DESCRIPTION (provided by applicant): Sleep is a global state and its control mechanisms are manifested at every level of biological organization- from genes and intracellular mechanisms, to networks of cell populations, to phenotypes at the organismal level. They include (but are not limited to) arousal, motor control, autonomic function, behavior, and cognition. We live in a sleep deprived society. Prolonged sleep loss impairs temperature control, dietary metabolism, immune function, and eventually leads to death. Sleep deprivation increases an individual's risk of cancer, metabolic syndrome, psychiatric, and other disorders. Understanding the biological basis of sleep in humans is an extremely difficult challenge since the biological determinants of our sleep are affected by behavior and other factors including life-style choices, socio-economic status, health, employment, school, and exogenous chemicals like caffeine and alcohol. Sleep and circadian function are distinct processes that interact in living organisms. Sleep is controlled by at least two processes: a circadian pacemaker (the clock) ticking with periodicity of ~24 hours, and a homeostatic drive that increases during wakefulness and dissipates during sleep. Despite of the fact that we spend around one third of our life in the state of sleep, we understand almost nothing about regulatory mechanisms governing sleep quantity. A unique opportunity presented itself when we identified independent families with a dramatically reduced biological need for sleep. Identification of new subjects and expanding our collection of these families will establish a foundation for us to begin probing the molecular regulatory mechanisms of sleep homeostasis. Recently, we reported the first mutation that causes this short-sleep phenotype. Interestingly, this mutation gave a similar short sleep phenotype in human, mouse, and fly. All the genes identified in this study will therefore become entry points for us to unravel the enigmatic sleep related mechanisms. Ultimately, combining the knowledge from studies in multiple genes and in humans and model organisms will lead to a better understanding of sleep and its relationship to health and disease.

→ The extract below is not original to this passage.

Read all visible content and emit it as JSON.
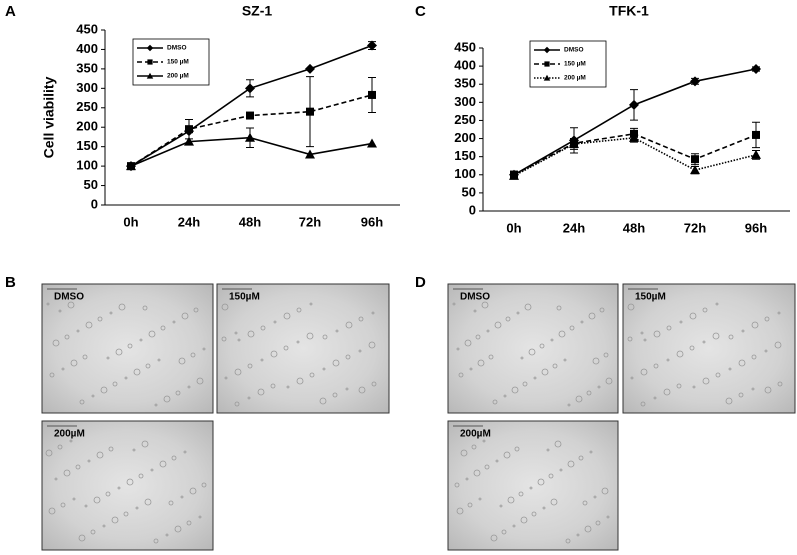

描述（由申请人提供）： 睡眠是一种全球性的状态，其控制机制表现在生物组织的各个层面-从基因和细胞内机制，到细胞群体网络，再到生物体水平的表型。它们包括（但不限于）唤醒、运动控制、自主功能、行为和认知。我们生活在一个睡眠不足的社会。长期睡眠不足会损害体温控制、饮食代谢、免疫功能，最终导致死亡。睡眠不足会增加个体患癌症、代谢综合征、精神病和其他疾病的风险。了解人类睡眠的生物学基础是一个极其困难的挑战，因为我们睡眠的生物学决定因素受到行为和其他因素的影响，包括生活方式的选择，社会经济地位，健康，就业，学校和外源性化学物质，如咖啡因和酒精。睡眠和昼夜节律功能是生物体中相互作用的不同过程。睡眠至少由两个过程控制：一个昼夜节律起搏器（时钟）以约24小时的周期滴答作响，以及一个在清醒期间增加并在睡眠期间消散的稳态驱动。尽管我们一生中大约有三分之一的时间处于睡眠状态，但我们对睡眠量的调节机制几乎一无所知。当我们发现一个独立的家庭对睡眠的生物需求大大减少时，一个独特的机会出现了。确定新的研究对象并扩大我们对这些家族的收集将为我们开始探索睡眠稳态的分子调节机制奠定基础。最近，我们报道了导致这种短睡眠表型的第一个突变。有趣的是，这种突变在人类、小鼠和苍蝇中产生了类似的短睡眠表型。因此，这项研究中发现的所有基因将成为我们解开神秘的睡眠相关机制的切入点。最终，结合多个基因、人类和模式生物的研究知识，将有助于更好地了解睡眠及其与健康和疾病的关系。